Siempre pensé que mamá no lo contradecía porque en casa mandaba el viejo. De grande entendí que de alguna extraña manera ella lo admiraba y creía que lo que decía papá debía ser así. Por ahí fue un poco sumisa, pero estuvo firme, al pie de la cama, haciendo y deshaciendo todo lo que él pedía. ¿Si se quejaba? Todo el tiempo, pero ESTABA. Y sé que papá lo supo valorar.

Cuando papá murió, la gran preocupación de mis hermanas y mía era qué pasaría con la vieja. Por primera vez en décadas no tenía a quién cuidar (su madre, su hermano, mi viejo, a todos los había cuidado por años, todos se habían ido; sus hijas habíamos crecido). Mamá se iba a derrumbar al encontrarse sola por primera vez, pensamos. No fue fácil. Tuvimos que hacer adaptación, como cuando un nene empieza a ir al jardín. No quería saber nada con vivir sola, mucho menos con trabajar. Le buscábamos actividades e intentábamos que se ocupara de acondicionar su nueva casa. Se negaba y protestaba, decía que queríamos deshacernos de ella. Luego de dos largos años -contra su voluntad- descubrió las maravillas de no tener que cocinar para nadie, de levantarse a la hora que quisiera, de “hacer su vida”.  Así es mamá: fuerte, admirable y, sobre todo, una mujer muy generosa.
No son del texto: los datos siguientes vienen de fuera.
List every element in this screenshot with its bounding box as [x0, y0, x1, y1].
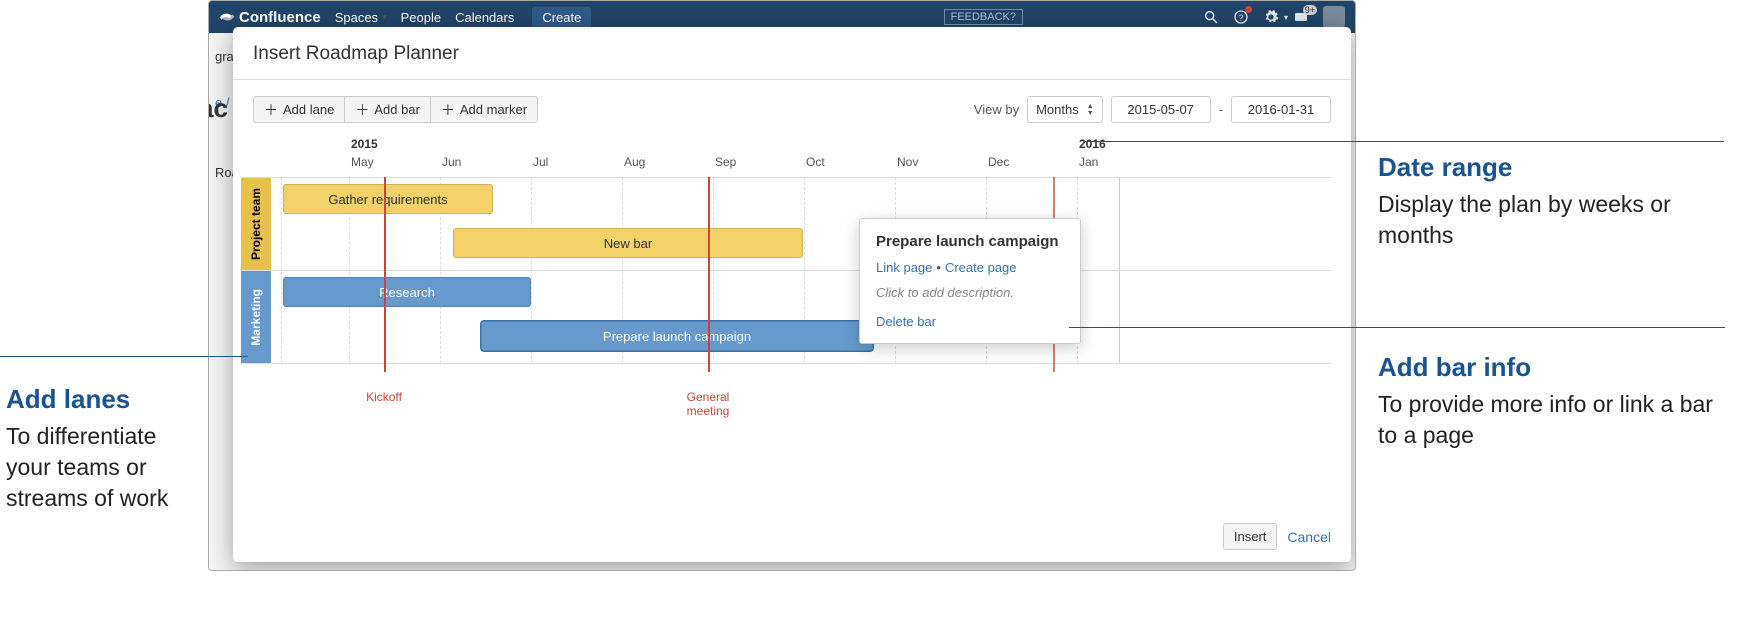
help-icon[interactable]: ? [1233, 9, 1249, 25]
date-from-input[interactable]: 2015-05-07 [1111, 96, 1211, 123]
popover-links: Link page•Create page [876, 260, 1064, 275]
add-lane-button[interactable]: ＋Add lane [253, 96, 345, 123]
cancel-link[interactable]: Cancel [1287, 529, 1331, 545]
plus-icon: ＋ [264, 103, 278, 117]
year-label: 2015 [351, 137, 378, 151]
callout-date-range: Date range Display the plan by weeks or … [1378, 150, 1718, 251]
nav-spaces[interactable]: Spaces ▾ [335, 10, 387, 25]
modal-footer: Insert Cancel [233, 511, 1351, 562]
month-label: Sep [715, 155, 736, 169]
toolbar: ＋Add lane ＋Add bar ＋Add marker View by M… [241, 96, 1331, 123]
bar-gather-requirements[interactable]: Gather requirements [283, 184, 493, 214]
link-page[interactable]: Link page [876, 260, 932, 275]
lane-label[interactable]: Marketing [241, 271, 271, 363]
plus-icon: ＋ [355, 103, 369, 117]
date-to-input[interactable]: 2016-01-31 [1231, 96, 1331, 123]
create-button[interactable]: Create [532, 7, 591, 28]
month-label: Jun [442, 155, 461, 169]
lane-project-team: Project team Gather requirements New bar [241, 177, 1331, 270]
callout-add-lanes: Add lanes To differentiate your teams or… [6, 382, 206, 514]
callout-heading: Add bar info [1378, 350, 1718, 385]
svg-text:?: ? [1239, 12, 1244, 22]
search-icon[interactable] [1203, 9, 1219, 25]
select-caret-icon: ▲▼ [1087, 103, 1094, 117]
roadmap-modal: Insert Roadmap Planner ＋Add lane ＋Add ba… [233, 27, 1351, 562]
nav-calendars[interactable]: Calendars [455, 10, 514, 25]
lane-body[interactable]: Gather requirements New bar [271, 178, 1331, 270]
year-label: 2016 [1079, 137, 1106, 151]
month-label: Nov [897, 155, 918, 169]
gear-icon[interactable]: ▾ [1263, 9, 1279, 25]
plus-icon: ＋ [441, 103, 455, 117]
confluence-icon [219, 9, 235, 25]
feedback-badge[interactable]: FEEDBACK? [944, 9, 1023, 25]
marker-label: General meeting [687, 390, 730, 418]
callout-bar-info: Add bar info To provide more info or lin… [1378, 350, 1718, 451]
nav-people[interactable]: People [401, 10, 441, 25]
callout-heading: Date range [1378, 150, 1718, 185]
callout-line [0, 356, 248, 357]
insert-button[interactable]: Insert [1223, 523, 1278, 550]
top-icons: ? ▾ 9+ [1203, 6, 1345, 28]
add-marker-button[interactable]: ＋Add marker [430, 96, 538, 123]
modal-title: Insert Roadmap Planner [233, 27, 1351, 80]
view-by-label: View by [974, 102, 1019, 117]
notification-count-badge: 9+ [1303, 5, 1317, 15]
lane-body[interactable]: Research Prepare launch campaign [271, 271, 1331, 363]
month-label: Aug [624, 155, 645, 169]
marker-label: Kickoff [366, 390, 402, 404]
notification-dot-icon [1245, 6, 1252, 13]
avatar[interactable] [1323, 6, 1345, 28]
callout-line [1084, 141, 1724, 142]
lane-marketing: Marketing Research Prepare launch campai… [241, 270, 1331, 364]
view-by-select[interactable]: Months ▲▼ [1027, 96, 1103, 123]
brand-text: Confluence [239, 9, 321, 26]
view-controls: View by Months ▲▼ 2015-05-07 - 2016-01-3… [974, 96, 1331, 123]
app-window: Confluence Spaces ▾ People Calendars Cre… [208, 0, 1356, 571]
callout-body: To provide more info or link a bar to a … [1378, 389, 1718, 451]
chevron-down-icon: ▾ [382, 12, 387, 23]
popover-description[interactable]: Click to add description. [876, 285, 1064, 300]
bar-prepare-launch-campaign[interactable]: Prepare launch campaign [481, 321, 873, 351]
popover-title: Prepare launch campaign [876, 233, 1064, 250]
add-bar-button[interactable]: ＋Add bar [344, 96, 431, 123]
month-label: Jul [533, 155, 548, 169]
callout-line [1069, 327, 1725, 328]
month-label: Oct [806, 155, 825, 169]
modal-body: ＋Add lane ＋Add bar ＋Add marker View by M… [233, 80, 1351, 511]
month-label: Dec [988, 155, 1009, 169]
callout-body: To differentiate your teams or streams o… [6, 421, 206, 514]
brand-logo[interactable]: Confluence [219, 9, 321, 26]
timeline-header: 2015 2016 May Jun Jul Aug Sep Oct Nov De… [281, 137, 1331, 177]
delete-bar-link[interactable]: Delete bar [876, 314, 1064, 329]
month-label: May [351, 155, 374, 169]
callout-body: Display the plan by weeks or months [1378, 189, 1718, 251]
page-title-fragment: ac [208, 93, 228, 124]
bar-popover: Prepare launch campaign Link page•Create… [859, 218, 1081, 344]
date-separator: - [1219, 102, 1223, 117]
bar-new-bar[interactable]: New bar [453, 228, 803, 258]
lane-label[interactable]: Project team [241, 178, 271, 270]
bar-research[interactable]: Research [283, 277, 531, 307]
notifications-icon[interactable]: 9+ [1293, 9, 1309, 25]
month-label: Jan [1079, 155, 1098, 169]
callout-heading: Add lanes [6, 382, 206, 417]
add-buttons-group: ＋Add lane ＋Add bar ＋Add marker [253, 96, 538, 123]
create-page[interactable]: Create page [945, 260, 1017, 275]
lanes-container: Project team Gather requirements New bar… [241, 177, 1331, 364]
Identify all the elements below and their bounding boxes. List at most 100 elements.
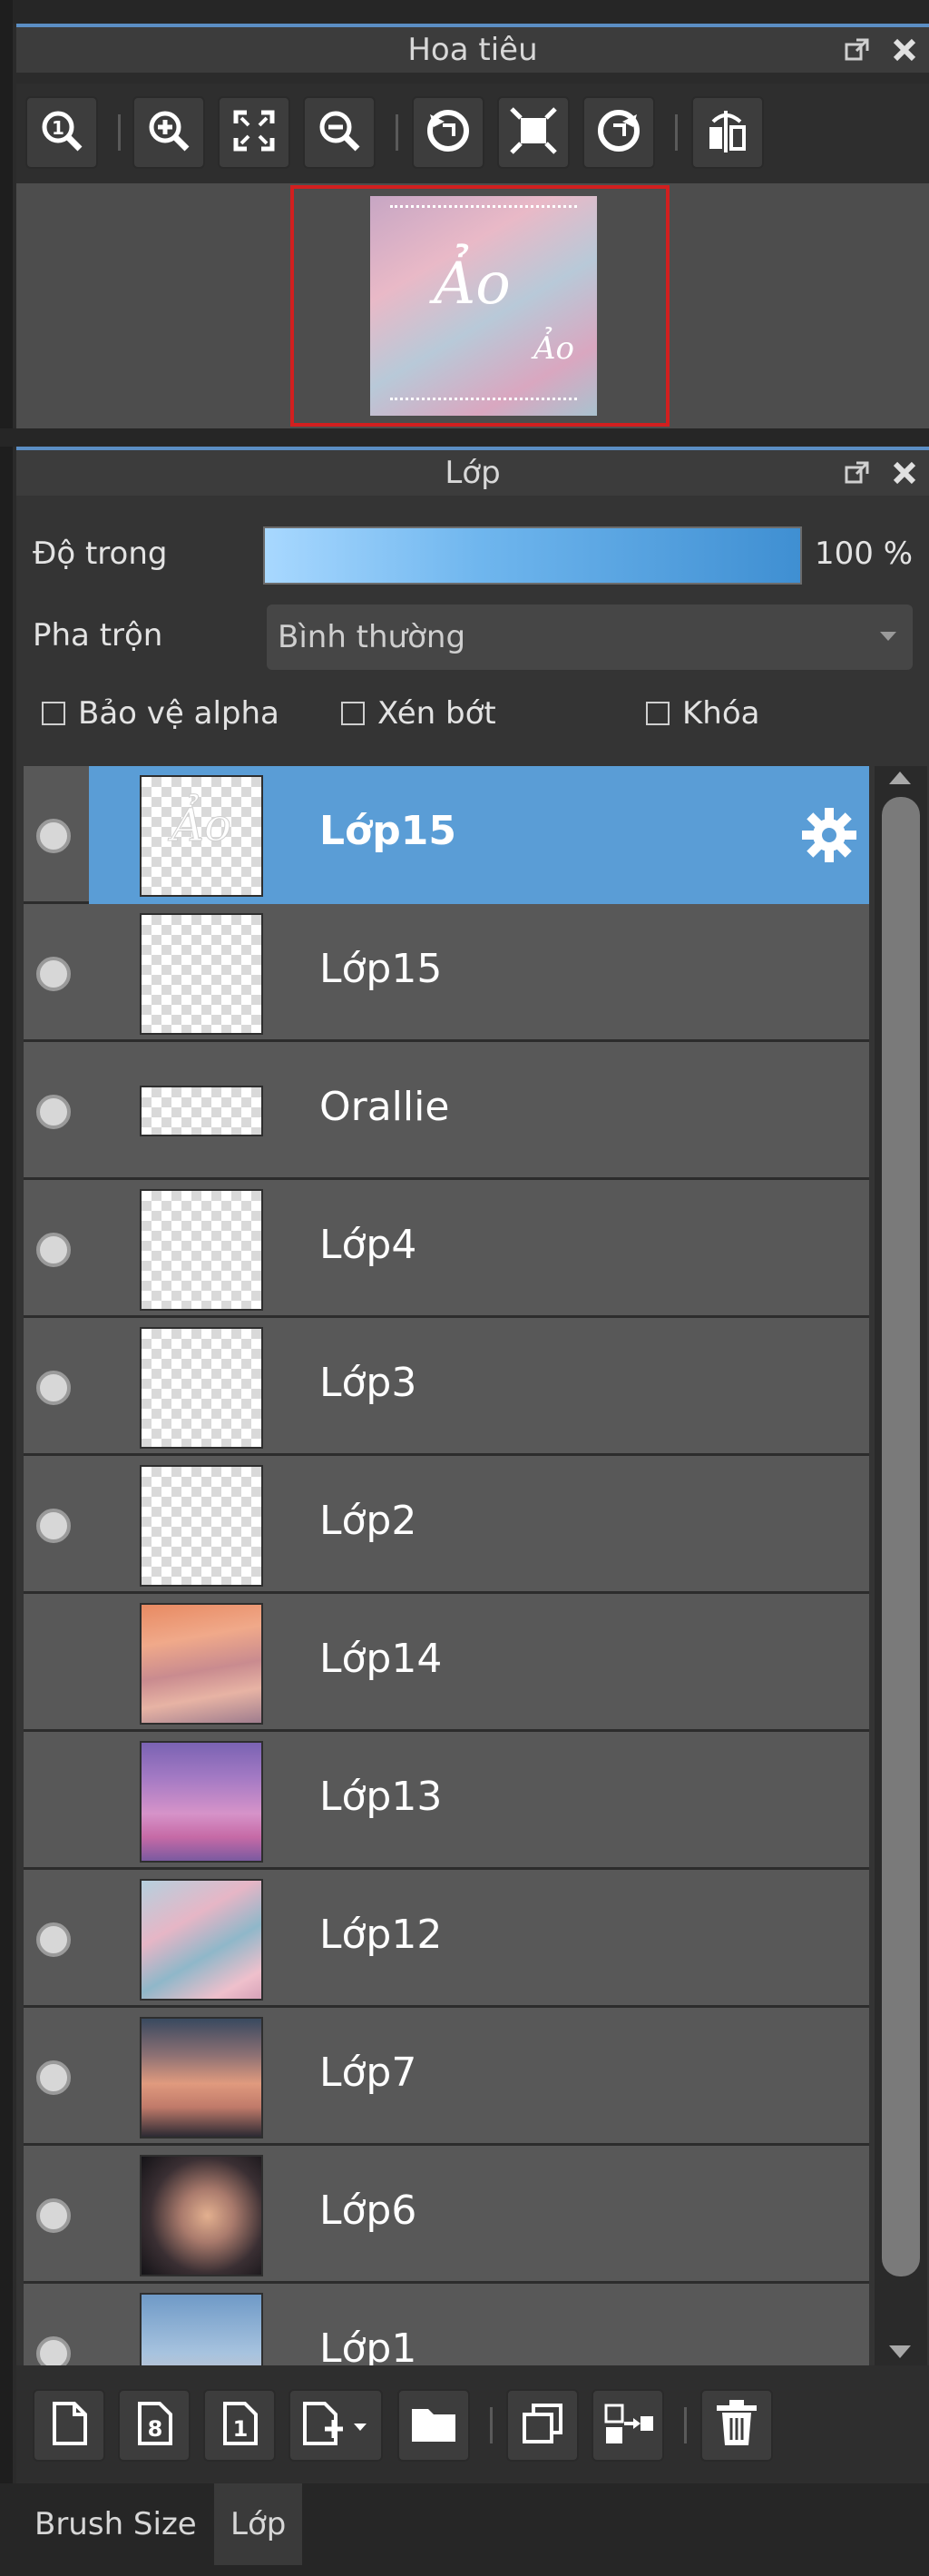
rotate-right-button[interactable]	[582, 96, 655, 169]
visibility-toggle[interactable]	[36, 819, 71, 853]
tab-brush-size[interactable]: Brush Size	[18, 2483, 213, 2565]
popout-icon[interactable]	[842, 34, 873, 65]
new-folder-button[interactable]	[397, 2389, 470, 2462]
scroll-up-arrow-icon[interactable]	[889, 772, 911, 784]
new-8bit-layer-button[interactable]: 8	[118, 2389, 191, 2462]
layer-row[interactable]: Lớp12	[24, 1870, 869, 2008]
layer-row[interactable]: Orallie	[24, 1042, 869, 1180]
rotate-left-button[interactable]	[412, 96, 484, 169]
navigator-title: Hoa tiêu	[407, 32, 538, 68]
layer-thumbnail	[140, 1189, 263, 1311]
layer-name: Lớp4	[319, 1222, 417, 1268]
zoom-actual-button[interactable]: 1	[25, 96, 98, 169]
scrollbar-thumb[interactable]	[882, 797, 920, 2276]
flip-icon	[702, 105, 753, 160]
layer-thumbnail	[140, 2293, 263, 2365]
flip-button[interactable]	[691, 96, 764, 169]
gear-icon[interactable]	[798, 804, 860, 870]
visibility-toggle[interactable]	[36, 2336, 71, 2365]
layer-name: Lớp3	[319, 1360, 417, 1406]
scroll-down-arrow-icon[interactable]	[889, 2345, 911, 2358]
layer-list: Ảo Lớp15 Lớp15 Orallie Lớp4 Lớp3 Lớp2 Lớ…	[24, 766, 869, 2365]
layer-thumbnail	[140, 1086, 263, 1136]
layer-thumbnail	[140, 1741, 263, 1863]
zoom-in-button[interactable]	[132, 96, 205, 169]
chevron-down-icon	[880, 632, 896, 641]
layer-thumbnail	[140, 1465, 263, 1587]
checkbox-box[interactable]	[341, 702, 365, 725]
layer-name: Lớp2	[319, 1498, 417, 1544]
delete-layer-button[interactable]	[700, 2389, 773, 2462]
layer-row[interactable]: Lớp1	[24, 2284, 869, 2365]
opacity-slider[interactable]	[263, 526, 802, 585]
layer-row[interactable]: Lớp2	[24, 1456, 869, 1594]
new-layer-button[interactable]	[33, 2389, 105, 2462]
layer-row[interactable]: Lớp15	[24, 904, 869, 1042]
lock-label: Khóa	[682, 695, 760, 732]
layer-row[interactable]: Lớp13	[24, 1732, 869, 1870]
layer-thumbnail	[140, 2155, 263, 2276]
navigator-header: Hoa tiêu	[16, 24, 929, 73]
checkbox-box[interactable]	[646, 702, 670, 725]
layer-row[interactable]: Ảo Lớp15	[24, 766, 869, 904]
layer-name: Lớp7	[319, 2050, 417, 2096]
layer-row[interactable]: Lớp3	[24, 1318, 869, 1456]
layer-name: Lớp6	[319, 2188, 417, 2234]
top-border-decoration	[390, 205, 577, 214]
checkbox-box[interactable]	[42, 702, 65, 725]
fit-screen-button[interactable]	[218, 96, 290, 169]
layer-row[interactable]: Lớp6	[24, 2146, 869, 2284]
protect-alpha-checkbox[interactable]: Bảo vệ alpha	[42, 695, 279, 732]
view-frame[interactable]: Ảo Ảo	[290, 185, 670, 427]
popout-icon[interactable]	[842, 457, 873, 488]
layers-panel: Độ trong 100 % Pha trộn Bình thường Bảo …	[16, 496, 929, 2365]
visibility-toggle[interactable]	[36, 957, 71, 991]
visibility-toggle[interactable]	[36, 1922, 71, 1957]
tab-label: Lớp	[230, 2506, 287, 2542]
visibility-toggle[interactable]	[36, 1095, 71, 1129]
new-8bit-layer-icon: 8	[132, 2400, 176, 2451]
zoom-out-button[interactable]	[303, 96, 376, 169]
layer-name: Lớp13	[319, 1774, 443, 1820]
tab-label: Brush Size	[34, 2506, 197, 2542]
tab-layers[interactable]: Lớp	[214, 2483, 303, 2565]
svg-text:1: 1	[233, 2416, 249, 2442]
blend-mode-value: Bình thường	[278, 619, 466, 655]
layer-name: Lớp14	[319, 1636, 443, 1682]
visibility-toggle[interactable]	[36, 2060, 71, 2095]
navigator-toolbar: 1	[16, 84, 929, 183]
scrollbar[interactable]	[875, 766, 927, 2365]
merge-down-button[interactable]	[592, 2389, 664, 2462]
opacity-value: 100 %	[814, 536, 913, 572]
add-layer-menu-icon	[298, 2400, 374, 2451]
blend-mode-select[interactable]: Bình thường	[267, 605, 913, 670]
fit-frame-icon	[508, 105, 559, 160]
fit-frame-button[interactable]	[497, 96, 570, 169]
close-icon[interactable]	[889, 34, 920, 65]
add-layer-menu-button[interactable]	[288, 2389, 383, 2462]
layer-name: Lớp15	[319, 808, 456, 854]
duplicate-layer-button[interactable]	[506, 2389, 579, 2462]
rotate-left-icon	[423, 105, 474, 160]
clipping-checkbox[interactable]: Xén bớt	[341, 695, 496, 732]
visibility-toggle[interactable]	[36, 1371, 71, 1405]
left-edge	[0, 0, 13, 2576]
close-icon[interactable]	[889, 457, 920, 488]
visibility-toggle[interactable]	[36, 2198, 71, 2233]
duplicate-icon	[519, 2400, 566, 2451]
layer-row[interactable]: Lớp7	[24, 2008, 869, 2146]
svg-text:Ảo: Ảo	[168, 793, 231, 851]
visibility-toggle[interactable]	[36, 1233, 71, 1267]
layer-row[interactable]: Lớp14	[24, 1594, 869, 1732]
new-1bit-layer-button[interactable]: 1	[203, 2389, 276, 2462]
layer-row[interactable]: Lớp4	[24, 1180, 869, 1318]
protect-alpha-label: Bảo vệ alpha	[78, 695, 279, 732]
panel-tab-bar: Brush Size Lớp	[0, 2483, 929, 2576]
lock-checkbox[interactable]: Khóa	[646, 695, 759, 732]
navigator-preview[interactable]: Ảo Ảo	[16, 183, 929, 428]
delete-icon	[713, 2398, 760, 2453]
layers-header: Lớp	[16, 447, 929, 496]
visibility-toggle[interactable]	[36, 1509, 71, 1543]
panel-divider	[0, 428, 929, 447]
layer-thumbnail	[140, 1879, 263, 2001]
Mi vieja no es de esas madres compinches o que intentan ser amigas de sus hijas. Es de las madres de otra generación que ESTÁ.  Te pide que te abrigues cuando hace frío, te llama antes de que viajes, te hace tu comida favorita cuando vas a visitarla... Hoy, pisándole los talones a los 70, la veo más activa que nunca. Me encanta verla en su rol de abuela, se le ilumina la mirada cuando está con los nietos, ya adolescentes.

No sé en qué momento ella logró salir a la luz. No sé si estuvo siempre ahí y yo no la veía o si logró liberarse después de que murió papá y pudo ocuparse de su vida sin tener que cuidar a otros; lo cierto es que hoy me doy cuenta de que llegó la hora de que empecemos a cuidarla a ella, para devolverle sólo un poquito de lo que dio a los demás y, sin decirlo con palabras, le demos las gracias por todo.